Symmetric ALiBi applies $ B_{ij} = -m_h |i - j| $ for bidirectional encoders such as BERT-style models. The original paper focuses on causal models, but the symmetric variant has been used in encoder-only and encoder-decoder settings.
Learnable slopes make $ m_h $ trainable rather than fixed. This usually does not improve quality and partially destroys the extrapolation guarantee, since learned slopes can drift in directions that depend on the training distribution.
Sandwich and KERPLE replace the linear bias with other monotone functions of distance (logarithmic, kernelized) that retain the extrapolation property while sometimes giving better in-distribution perplexity. These methods are conceptually descendants of ALiBi and slot into the same architectural position.
Dynamic NTK ALiBi adjusts the slope schedule at inference time to extend the effective context further, analogous to NTK-aware RoPE scaling.
Implementation Notes
ALiBi requires no changes to the input pipeline, no positional embedding layer, and no modification of $ Q $ or $ K $. Implementations typically precompute the bias matrix $ B^{(h)} $ once per sequence length and add it to the attention logits.
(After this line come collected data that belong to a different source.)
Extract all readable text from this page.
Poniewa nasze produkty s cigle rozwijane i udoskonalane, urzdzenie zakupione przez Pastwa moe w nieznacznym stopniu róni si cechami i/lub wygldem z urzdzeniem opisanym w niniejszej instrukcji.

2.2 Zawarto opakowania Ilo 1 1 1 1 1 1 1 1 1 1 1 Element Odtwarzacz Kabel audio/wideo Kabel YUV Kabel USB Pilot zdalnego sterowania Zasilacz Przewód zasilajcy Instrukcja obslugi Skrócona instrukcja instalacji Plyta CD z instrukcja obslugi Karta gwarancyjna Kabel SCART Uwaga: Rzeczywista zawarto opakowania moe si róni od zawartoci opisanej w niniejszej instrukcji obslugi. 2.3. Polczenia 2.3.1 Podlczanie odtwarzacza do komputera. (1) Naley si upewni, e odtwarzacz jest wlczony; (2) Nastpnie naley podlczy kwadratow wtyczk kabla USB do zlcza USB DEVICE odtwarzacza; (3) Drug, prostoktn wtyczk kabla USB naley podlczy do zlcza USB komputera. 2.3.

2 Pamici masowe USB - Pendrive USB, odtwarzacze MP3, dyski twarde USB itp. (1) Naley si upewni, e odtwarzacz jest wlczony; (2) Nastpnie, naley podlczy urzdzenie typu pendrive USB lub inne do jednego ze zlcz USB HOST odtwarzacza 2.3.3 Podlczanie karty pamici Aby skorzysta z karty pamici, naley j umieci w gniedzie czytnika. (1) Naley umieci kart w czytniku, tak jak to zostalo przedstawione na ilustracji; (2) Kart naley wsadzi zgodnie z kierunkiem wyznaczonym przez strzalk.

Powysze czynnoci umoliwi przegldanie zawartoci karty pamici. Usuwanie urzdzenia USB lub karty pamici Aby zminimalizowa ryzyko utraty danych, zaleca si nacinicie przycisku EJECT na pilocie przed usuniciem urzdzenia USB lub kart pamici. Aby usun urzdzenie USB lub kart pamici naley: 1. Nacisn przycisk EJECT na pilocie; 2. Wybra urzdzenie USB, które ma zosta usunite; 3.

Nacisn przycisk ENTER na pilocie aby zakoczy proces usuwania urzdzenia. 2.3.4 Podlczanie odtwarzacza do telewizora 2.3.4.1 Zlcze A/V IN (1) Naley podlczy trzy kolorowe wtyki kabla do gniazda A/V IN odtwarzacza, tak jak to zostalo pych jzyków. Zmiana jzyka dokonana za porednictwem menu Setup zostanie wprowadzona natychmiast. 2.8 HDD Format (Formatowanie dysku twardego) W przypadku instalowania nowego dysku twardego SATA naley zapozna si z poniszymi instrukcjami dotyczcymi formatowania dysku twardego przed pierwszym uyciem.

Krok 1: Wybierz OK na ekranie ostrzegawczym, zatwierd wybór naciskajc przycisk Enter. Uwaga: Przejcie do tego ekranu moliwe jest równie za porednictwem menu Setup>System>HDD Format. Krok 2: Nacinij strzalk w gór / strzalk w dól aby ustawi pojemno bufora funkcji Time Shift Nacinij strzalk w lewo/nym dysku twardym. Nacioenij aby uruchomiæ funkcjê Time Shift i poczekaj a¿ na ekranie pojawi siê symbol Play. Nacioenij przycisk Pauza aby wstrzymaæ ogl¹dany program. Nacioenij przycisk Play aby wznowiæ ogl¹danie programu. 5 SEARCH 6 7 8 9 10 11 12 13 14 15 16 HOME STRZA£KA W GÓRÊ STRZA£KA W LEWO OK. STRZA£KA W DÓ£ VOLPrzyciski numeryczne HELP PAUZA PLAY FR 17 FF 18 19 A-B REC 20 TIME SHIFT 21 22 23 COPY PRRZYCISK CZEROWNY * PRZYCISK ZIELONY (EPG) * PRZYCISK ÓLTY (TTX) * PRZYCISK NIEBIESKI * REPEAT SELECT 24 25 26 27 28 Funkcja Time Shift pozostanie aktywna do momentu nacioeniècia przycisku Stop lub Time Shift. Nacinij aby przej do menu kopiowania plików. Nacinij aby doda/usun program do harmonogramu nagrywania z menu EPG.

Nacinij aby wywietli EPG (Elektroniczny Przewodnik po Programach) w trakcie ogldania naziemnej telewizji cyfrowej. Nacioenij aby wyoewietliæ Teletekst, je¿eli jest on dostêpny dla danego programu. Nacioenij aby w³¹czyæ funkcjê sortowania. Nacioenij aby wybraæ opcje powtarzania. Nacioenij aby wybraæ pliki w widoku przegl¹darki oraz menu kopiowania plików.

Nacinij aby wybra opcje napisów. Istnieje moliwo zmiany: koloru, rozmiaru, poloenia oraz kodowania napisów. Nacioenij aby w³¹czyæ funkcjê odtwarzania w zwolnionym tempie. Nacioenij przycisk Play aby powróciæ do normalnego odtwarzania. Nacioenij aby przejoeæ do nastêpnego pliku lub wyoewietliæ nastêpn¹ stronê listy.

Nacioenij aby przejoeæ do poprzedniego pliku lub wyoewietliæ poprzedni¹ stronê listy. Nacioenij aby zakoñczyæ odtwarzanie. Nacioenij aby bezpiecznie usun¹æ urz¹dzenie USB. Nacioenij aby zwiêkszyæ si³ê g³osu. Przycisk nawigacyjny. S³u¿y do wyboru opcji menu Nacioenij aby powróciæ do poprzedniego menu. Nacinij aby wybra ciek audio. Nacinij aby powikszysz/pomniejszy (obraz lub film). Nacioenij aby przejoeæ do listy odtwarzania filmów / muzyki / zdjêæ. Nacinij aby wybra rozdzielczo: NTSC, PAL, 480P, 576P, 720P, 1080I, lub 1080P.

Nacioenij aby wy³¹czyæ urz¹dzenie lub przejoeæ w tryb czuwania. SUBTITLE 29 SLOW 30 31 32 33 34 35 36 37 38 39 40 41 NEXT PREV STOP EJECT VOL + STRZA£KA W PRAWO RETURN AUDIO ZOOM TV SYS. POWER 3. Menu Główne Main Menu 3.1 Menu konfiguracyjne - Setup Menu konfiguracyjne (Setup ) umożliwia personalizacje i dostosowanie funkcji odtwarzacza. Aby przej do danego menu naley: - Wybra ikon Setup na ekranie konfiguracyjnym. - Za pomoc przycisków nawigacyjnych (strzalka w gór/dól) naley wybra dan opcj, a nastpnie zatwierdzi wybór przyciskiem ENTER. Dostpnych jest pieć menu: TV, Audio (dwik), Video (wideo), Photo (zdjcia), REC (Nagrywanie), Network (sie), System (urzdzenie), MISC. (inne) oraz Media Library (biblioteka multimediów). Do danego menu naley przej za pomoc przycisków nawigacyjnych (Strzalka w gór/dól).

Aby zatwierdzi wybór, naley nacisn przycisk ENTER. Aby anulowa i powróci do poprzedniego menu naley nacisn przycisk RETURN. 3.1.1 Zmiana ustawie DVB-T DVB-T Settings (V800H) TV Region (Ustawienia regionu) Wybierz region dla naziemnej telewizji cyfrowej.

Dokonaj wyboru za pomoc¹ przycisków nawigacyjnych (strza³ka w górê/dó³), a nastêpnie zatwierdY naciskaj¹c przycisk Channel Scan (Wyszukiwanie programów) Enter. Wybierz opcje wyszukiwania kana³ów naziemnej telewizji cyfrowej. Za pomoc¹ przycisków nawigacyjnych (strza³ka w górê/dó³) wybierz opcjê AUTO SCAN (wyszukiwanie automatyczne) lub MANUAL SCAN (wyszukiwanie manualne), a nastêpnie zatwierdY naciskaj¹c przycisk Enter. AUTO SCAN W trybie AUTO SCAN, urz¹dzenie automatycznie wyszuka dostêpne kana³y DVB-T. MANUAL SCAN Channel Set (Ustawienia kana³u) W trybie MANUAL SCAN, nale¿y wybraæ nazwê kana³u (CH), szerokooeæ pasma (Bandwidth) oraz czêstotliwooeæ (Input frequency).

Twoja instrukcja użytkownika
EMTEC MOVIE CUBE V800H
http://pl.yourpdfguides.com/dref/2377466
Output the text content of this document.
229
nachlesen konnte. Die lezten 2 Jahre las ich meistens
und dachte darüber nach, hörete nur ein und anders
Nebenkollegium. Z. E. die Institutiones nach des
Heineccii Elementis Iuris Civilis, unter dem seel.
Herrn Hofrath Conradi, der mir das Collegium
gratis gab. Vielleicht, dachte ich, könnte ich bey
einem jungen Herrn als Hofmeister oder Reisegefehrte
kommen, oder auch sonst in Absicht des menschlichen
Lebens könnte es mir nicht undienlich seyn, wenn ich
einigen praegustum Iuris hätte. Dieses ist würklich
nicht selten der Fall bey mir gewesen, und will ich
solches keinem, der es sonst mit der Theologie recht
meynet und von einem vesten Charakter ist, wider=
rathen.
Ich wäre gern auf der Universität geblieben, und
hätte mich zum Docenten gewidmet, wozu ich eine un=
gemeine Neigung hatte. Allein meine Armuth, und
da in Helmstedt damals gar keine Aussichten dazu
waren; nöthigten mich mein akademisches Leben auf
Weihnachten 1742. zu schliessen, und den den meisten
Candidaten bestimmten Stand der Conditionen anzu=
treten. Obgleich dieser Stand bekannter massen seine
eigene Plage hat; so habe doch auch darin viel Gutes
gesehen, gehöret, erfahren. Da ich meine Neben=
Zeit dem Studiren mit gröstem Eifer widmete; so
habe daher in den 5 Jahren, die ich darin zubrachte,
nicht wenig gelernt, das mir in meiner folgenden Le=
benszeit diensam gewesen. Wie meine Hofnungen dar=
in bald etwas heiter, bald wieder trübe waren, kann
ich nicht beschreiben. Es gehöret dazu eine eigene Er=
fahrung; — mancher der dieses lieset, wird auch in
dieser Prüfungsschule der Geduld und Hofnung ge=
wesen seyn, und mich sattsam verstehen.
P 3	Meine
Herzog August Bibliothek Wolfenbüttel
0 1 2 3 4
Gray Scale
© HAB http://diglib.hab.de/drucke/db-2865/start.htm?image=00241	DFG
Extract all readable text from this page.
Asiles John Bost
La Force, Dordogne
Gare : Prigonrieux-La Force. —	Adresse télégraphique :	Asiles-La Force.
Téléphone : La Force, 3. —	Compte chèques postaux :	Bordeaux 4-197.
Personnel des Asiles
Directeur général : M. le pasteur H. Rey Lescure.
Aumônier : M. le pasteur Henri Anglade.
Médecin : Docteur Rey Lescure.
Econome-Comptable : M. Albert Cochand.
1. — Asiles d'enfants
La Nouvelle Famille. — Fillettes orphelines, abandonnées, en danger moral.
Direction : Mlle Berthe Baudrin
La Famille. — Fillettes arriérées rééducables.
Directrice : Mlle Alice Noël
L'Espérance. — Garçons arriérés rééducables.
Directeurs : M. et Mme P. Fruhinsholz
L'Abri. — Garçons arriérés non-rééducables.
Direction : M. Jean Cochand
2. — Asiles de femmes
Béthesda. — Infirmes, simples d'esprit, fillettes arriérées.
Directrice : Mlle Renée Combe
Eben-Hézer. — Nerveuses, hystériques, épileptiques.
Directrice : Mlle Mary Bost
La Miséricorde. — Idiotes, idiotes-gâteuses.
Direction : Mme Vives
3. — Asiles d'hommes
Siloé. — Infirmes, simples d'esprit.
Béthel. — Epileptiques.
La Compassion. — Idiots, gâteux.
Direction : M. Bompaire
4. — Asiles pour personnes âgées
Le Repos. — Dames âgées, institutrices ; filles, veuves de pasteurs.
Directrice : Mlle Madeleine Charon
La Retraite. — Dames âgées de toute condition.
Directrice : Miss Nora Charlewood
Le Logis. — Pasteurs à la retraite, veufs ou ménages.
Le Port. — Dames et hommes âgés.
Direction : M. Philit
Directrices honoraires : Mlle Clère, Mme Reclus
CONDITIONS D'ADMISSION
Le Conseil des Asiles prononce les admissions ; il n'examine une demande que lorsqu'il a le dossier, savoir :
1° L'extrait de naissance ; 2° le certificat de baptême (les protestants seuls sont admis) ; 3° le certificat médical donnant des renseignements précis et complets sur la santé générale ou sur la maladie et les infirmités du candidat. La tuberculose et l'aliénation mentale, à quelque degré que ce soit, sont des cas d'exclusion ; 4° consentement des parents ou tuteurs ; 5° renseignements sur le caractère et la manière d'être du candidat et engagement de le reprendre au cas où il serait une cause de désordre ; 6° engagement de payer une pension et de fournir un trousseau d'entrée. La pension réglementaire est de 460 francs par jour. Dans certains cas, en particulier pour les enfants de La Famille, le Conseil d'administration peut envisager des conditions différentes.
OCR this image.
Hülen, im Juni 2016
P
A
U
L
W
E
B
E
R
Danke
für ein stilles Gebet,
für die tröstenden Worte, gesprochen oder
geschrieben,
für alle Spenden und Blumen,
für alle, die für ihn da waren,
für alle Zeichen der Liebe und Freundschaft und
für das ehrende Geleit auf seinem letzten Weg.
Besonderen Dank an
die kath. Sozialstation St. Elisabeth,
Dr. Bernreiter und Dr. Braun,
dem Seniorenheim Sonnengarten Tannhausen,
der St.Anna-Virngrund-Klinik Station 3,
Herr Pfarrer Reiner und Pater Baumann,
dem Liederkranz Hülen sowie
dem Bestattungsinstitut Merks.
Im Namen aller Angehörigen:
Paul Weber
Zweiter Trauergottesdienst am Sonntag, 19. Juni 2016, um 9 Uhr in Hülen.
In FlashAttention and similar fused kernels, the bias is computed on the fly from the row and column indices, using a small per-head slope buffer of size $ n $.
For inference with key-value caching, the bias depends only on the absolute positions of the cached keys relative to the current query, which are known. Streaming inference with growing context length therefore needs no special handling beyond extending the bias to the new positions.
ALiBi is compatible with Layer Normalization, decoder and encoder architectures, and standard attention masking. Because no positional information is mixed into the residual stream, the input embedding table is also slightly smaller than in models with learned positional embeddings.
Limitations
ALiBi has several known weaknesses. First, although extrapolation is graceful, in-distribution quality on benchmarks where positional precision matters (e.g. exact-match span retrieval, character-level tasks, certain code-completion settings) is typically a touch below well-tuned RoPE. Second, the slope schedule is fixed and not adapted per task or per layer; some heads end up effectively unused because their slopes are too steep to attend beyond the immediate neighborhood. Third, the linear-in-distance bias is a strong inductive bias toward locality; tasks that require attending to a single distant token (e.g. retrieving a key from the start of a long context) become harder as context grows, since the bias actively suppresses far-away keys.
These trade-offs explain why ALiBi has been partially displaced by RoPE plus position-interpolation methods in recent large language models, even though it remains a clean, parameter-free baseline for length extrapolation and is still in active use in production systems trained before 2023.
References
- ↑ Press, O., Smith, N. A., and Lewis, M. "Train Short, Test Long: Attention with Linear Biases Enables Input Length Extrapolation." International Conference on Learning Representations (ICLR), 2022. arXiv:2108.12409.
- ↑ Vaswani, A. et al. "Attention Is All You Need." Advances in Neural Information Processing Systems (NeurIPS), 2017. arXiv:1706.03762.
- ↑ Shaw, P., Uszkoreit, J., and Vaswani, A. "Self-Attention with Relative Position Representations." North American Chapter of the Association for Computational Linguistics (NAACL), 2018. arXiv:1803.02155.
- ↑ Su, J. et al. "RoFormer: Enhanced Transformer with Rotary Position Embedding." Neurocomputing, 2024. arXiv:2104.09864.
- ↑ Chi, T.-C., Fan, T.-H., Ramadge, P. J., and Rudnicky, A. I. "KERPLE: Kernelized Relative Positional Embedding for Length Extrapolation." Advances in Neural Information Processing Systems (NeurIPS), 2022. arXiv:2205.09921.
- ↑ Le Scao, T. et al. "BLOOM: A 176B-Parameter Open-Access Multilingual Language Model." 2022. arXiv:2211.05100.